Kendilerine olağanüstülük vehmettirilen bu insanlar Allah’a, kitaba, Resul’e, Sahabe’ye, Ehli Sünnet’e
akıl almaz galiz küfürler ve hakaretler ediyorlar. Dikkat edin dini tahrifle meşgul bu insan yahud grupların
hepsinin elinde yahud emri altında TV-Radyo-Gazete gibi propaganda unsurlarının tamamı vardır. Adnan
Hocasından sahte Peygamber İskender Evrenesoğlu’na, Cemalnur Sarguttan Bayraktar Bayraklı’ya,
Mustafa İslamoğlu’ndan Haydar Baş’a, Abdulaziz Bayındır’dan Hayrettin Karaman’a, Yaşar Nuri
Öztürk’ten Zekeriya Beyaz’a, Sülayman Ateş’ten İhsan Eliaçık’a Vehhabisinden Çağdaş Selefisine,
Şia’sından Mezhepsizine onlarcası.. Ramazan’la birlikte emin olun bu tiplerin hepsi ekran karşısına geçip
her biri kendisini kriptolayan mahfillerin sözcülüğünü yapacak ve tek bir hedefe saldıracak; Ehli Sünnet
Ve’l Cemaat ve Anadolu insanın saf temiz inancına… Peki dini içten yıkan, tahrif eden bu zevata karşı
daha ne kadar tahammül edilecek. Yada daha açık soralım dinimize inancımıza söven, saldıran, sahabeye
hakaret eden, İslâm alimlerini aşağılayan bu insanlara karşı sabretmek zorunda mıyız?. “ Birası için
ölmeyi göze alacak kadar gözü kara” kişiler kadar olsun davamıza, inancımıza sadakatimiz yok mu? İran
başta olmak üzere uzun yıllardır ülkemizde Şiileştirme faaliyetleri inanılmaz bir hızda sürüyor. Gözler ve
akıllar Hiristiyan misyonerleri ve Siyonist Yahud ile meşgulken Vehhabilik misyonerleri ve Şia
misyonerleri İslâmı tahrifte, Sünni Akideye sahip kültür birikimine inanılmaz bir düşmanlıkta faaliyet
yürüttüler. Şimdi ortalık çamurdan, çapulcudan geçilmiyor…

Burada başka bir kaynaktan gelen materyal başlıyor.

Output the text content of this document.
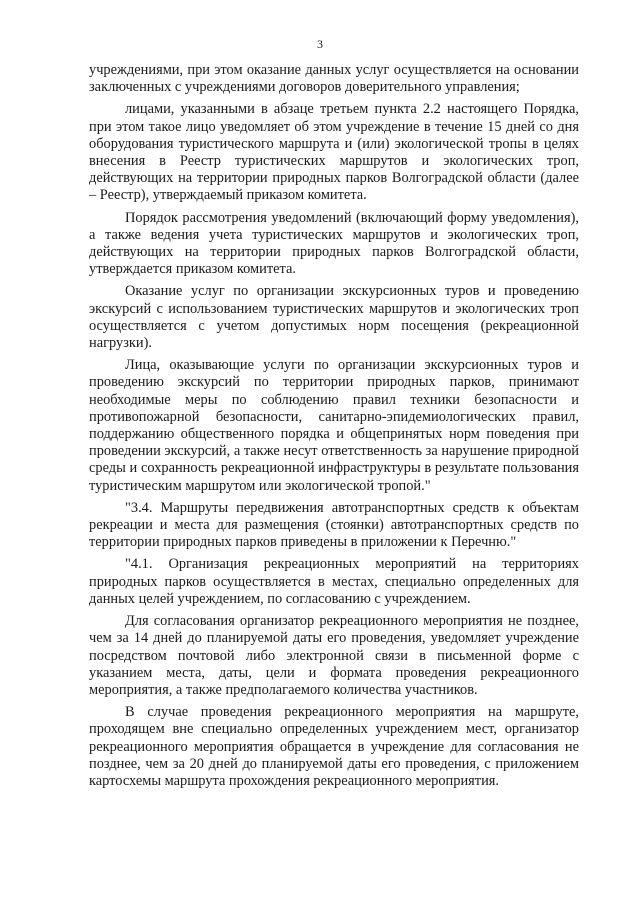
3

учреждениями, при этом оказание данных услуг осуществляется на основании заключенных с учреждениями договоров доверительного управления;

лицами, указанными в абзаце третьем пункта 2.2 настоящего Порядка, при этом такое лицо уведомляет об этом учреждение в течение 15 дней со дня оборудования туристического маршрута и (или) экологической тропы в целях внесения в Реестр туристических маршрутов и экологических троп, действующих на территории природных парков Волгоградской области (далее – Реестр), утверждаемый приказом комитета.

Порядок рассмотрения уведомлений (включающий форму уведомления), а также ведения учета туристических маршрутов и экологических троп, действующих на территории природных парков Волгоградской области, утверждается приказом комитета.

Оказание услуг по организации экскурсионных туров и проведению экскурсий с использованием туристических маршрутов и экологических троп осуществляется с учетом допустимых норм посещения (рекреационной нагрузки).

Лица, оказывающие услуги по организации экскурсионных туров и проведению экскурсий по территории природных парков, принимают необходимые меры по соблюдению правил техники безопасности и противопожарной безопасности, санитарно-эпидемиологических правил, поддержанию общественного порядка и общепринятых норм поведения при проведении экскурсий, а также несут ответственность за нарушение природной среды и сохранность рекреационной инфраструктуры в результате пользования туристическим маршрутом или экологической тропой."

"3.4. Маршруты передвижения автотранспортных средств к объектам рекреации и места для размещения (стоянки) автотранспортных средств по территории природных парков приведены в приложении к Перечню."

"4.1. Организация рекреационных мероприятий на территориях природных парков осуществляется в местах, специально определенных для данных целей учреждением, по согласованию с учреждением.

Для согласования организатор рекреационного мероприятия не позднее, чем за 14 дней до планируемой даты его проведения, уведомляет учреждение посредством почтовой либо электронной связи в письменной форме с указанием места, даты, цели и формата проведения рекреационного мероприятия, а также предполагаемого количества участников.

В случае проведения рекреационного мероприятия на маршруте, проходящем вне специально определенных учреждением мест, организатор рекреационного мероприятия обращается в учреждение для согласования не позднее, чем за 20 дней до планируемой даты его проведения, с приложением картосхемы маршрута прохождения рекреационного мероприятия.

Peki, bu insanlar neler diyor? Elbette yazımız bu zevatın bütün yapıp etmelerini almaya müsait değil. Biz
birkaç tanesi ile yetineceğiz. Gerisi araştırmacılara ve gerekeni gerektiği zaman yapmayı düşünen
akıncılara kalmış.
Haydar Baş
Herkese göz kırpıyor, hem de ne kırpmalar, öyle mavi boncuk şeklinde dağıtmalar değil ha, asılından
kırpmalar… Alevilere ve Şiilere göz kırpıyor hem de tam bir şii ve Alevi gibi davranarak. Alevi ve
Şiilerin bile söylemeye cesaret edemediği şeyleri hem de alenen, hem de konferanslar tertip ederek
milletin gözünün içine baka baka söylüyor. Ehli Beyt’in İmamlarının tamamlarını Ehli Sünnet olduğunu
unutup unutturup sapı Şia’nın ürettiği sapık inançlarını Ehli Beyt diye pazarlıyor. Ve Sahabe’nin bir
kısmına özellikle ilk üç halifeye ve Ehli Sünnet Âlimlerine küfür dâhil ağır hakaretler ediyor. İki TV’si
gazetesi ve dergisi var. Doğu Perinçek gibi buda fabrikatör… Bir nevi Doğu Perinçek’in bu taraftaki
versiyonu.
İslamcı kimlikli şahıs, parti yahud şahıslara saldırarak Ulusalcı kimliğini de beraberinde vurgulayarak
Ergenekon’a göz kırpıyor, Atatürk’ü yere göğe sığdırmayarak ve uygulamalarını sahiplenerek Laik
Kemalistlere göz kırpıyor… Tam bir Kemalist ve Ergenekoncu gibi davranarak. Konferanslarında
Atatürk’ü Hafız annesi Zübeyde’yi Veli kadın gibi takdim ediyor ve aksini söyleyenleri galiz küfürler ve
hakaretlerle anıyor… H.Baş diyor; “Türkiye cumhuriyeti devletinin kurucusu, büyük önderimiz M. Kemal
Atatürk 7 yaşında Kur’an-ı Kerim’i hatmetmiş, 8 yaşında hafız olmuştur” Yine o diyor; Ve Mustafa Kemal
annesinin dergâhına gelir zikir halkasına oturur, “Allah, Allah, Allah, Hay” diyerek kan ter içinde
kalırdı…
Mustafa Kemal bu… Hainler… Mustafa Kemal bu… Ama Hocam Mustafa Kemal bilmem kimi (İskilipli
Atıf Hocayı kastederek) idam etti , ipe çekti… Ben olsam onu 10 defa diriltir 20 defa idam ederim.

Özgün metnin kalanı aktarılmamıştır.